Jaro-Winkler Algorithm for String Similarity
MediumUpdated: Aug 28, 2025
Problem
Given two strings, compute their similarity using the Jaro-Winkler distance metric. The Jaro-Winkler distance is a string similarity measure that rewards common prefixes and penalizes transpositions. It is widely used for record linkage, spelling correction, and fuzzy string matching.
Examples
Example 1
Input:
s1 = "martha"
s2 = "marhta"
Output:
Jaro distance = 0.944
Jaro-Winkler distance = 0.961
Explanation:
The two strings have all characters matching, but two transpositions (t/h and h/t). The Jaro distance is computed as shown below, and the Jaro-Winkler distance further boosts the score due to the common prefix "mar".
Solution
Method 1 – Jaro-Winkler Distance Calculation
Intuition
The Jaro distance measures similarity by considering matching characters and transpositions. The Jaro-Winkler distance extends this by giving extra weight to common prefixes, making it especially useful when similar strings share the same start.
Approach
- Find matching characters between the two strings within a matching window.

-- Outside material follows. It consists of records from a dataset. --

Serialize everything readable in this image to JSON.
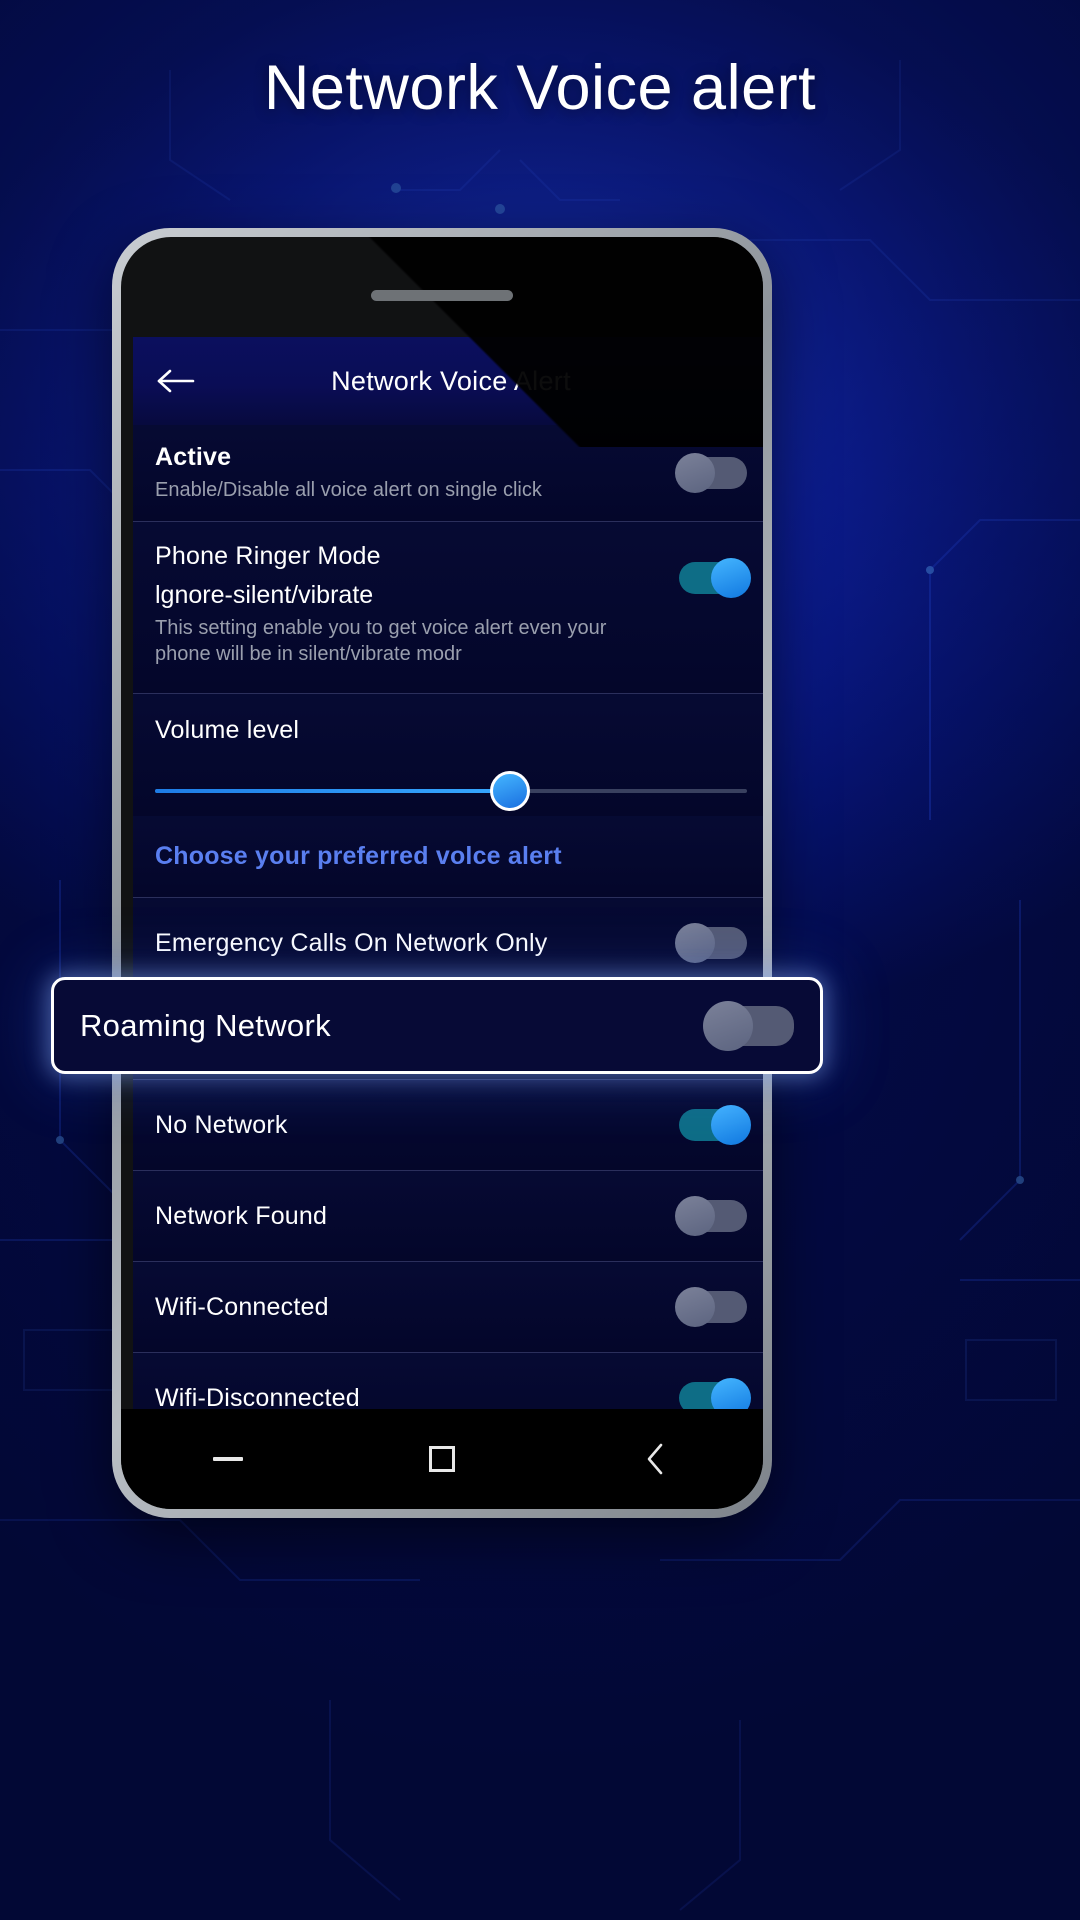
{
  "page": {
    "title": "Network Voice alert",
    "bg_accent": "#1a36c8"
  },
  "phone": {
    "appbar": {
      "back_icon": "arrow-left-icon",
      "title": "Network Voice Alert"
    },
    "rows": [
      {
        "id": "active",
        "title": "Active",
        "subtitle": "Enable/Disable all voice alert on single click",
        "toggle": "off"
      },
      {
        "id": "phone-ringer-mode",
        "title": "Phone Ringer Mode",
        "value": "lgnore-silent/vibrate",
        "subtitle": "This setting enable you to get voice alert even your phone will be in silent/vibrate modr",
        "toggle": "on"
      },
      {
        "id": "volume-level",
        "title": "Volume level",
        "slider_percent": 60
      },
      {
        "id": "choose-voice-alert",
        "link": "Choose your preferred volce alert"
      },
      {
        "id": "emergency-calls",
        "title": "Emergency Calls On Network Only",
        "toggle": "off"
      },
      {
        "id": "roaming-network",
        "title": "Roaming Network",
        "toggle": "off"
      },
      {
        "id": "no-network",
        "title": "No Network",
        "toggle": "on"
      },
      {
        "id": "network-found",
        "title": "Network Found",
        "toggle": "off"
      },
      {
        "id": "wifi-connected",
        "title": "Wifi-Connected",
        "toggle": "off"
      },
      {
        "id": "wifi-disconnected",
        "title": "Wifi-Disconnected",
        "toggle": "on"
      }
    ],
    "navbar": {
      "minimize_icon": "minimize-icon",
      "square_icon": "square-icon",
      "back_icon": "chevron-left-icon"
    }
  },
  "highlight": {
    "title": "Roaming Network",
    "toggle": "off",
    "border_color": "#ffffff"
  }
}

- Count the number of transpositions (characters that match but are out of order).
- Compute the Jaro distance using the formula:
- Let m = number of matching characters
- Let t = number of transpositions / 2
- Jaro distance:
dj = (1/3) * (m/|s1| + m/|s2| + (m-t)/m)
- Compute the length l of the common prefix (up to 4 characters).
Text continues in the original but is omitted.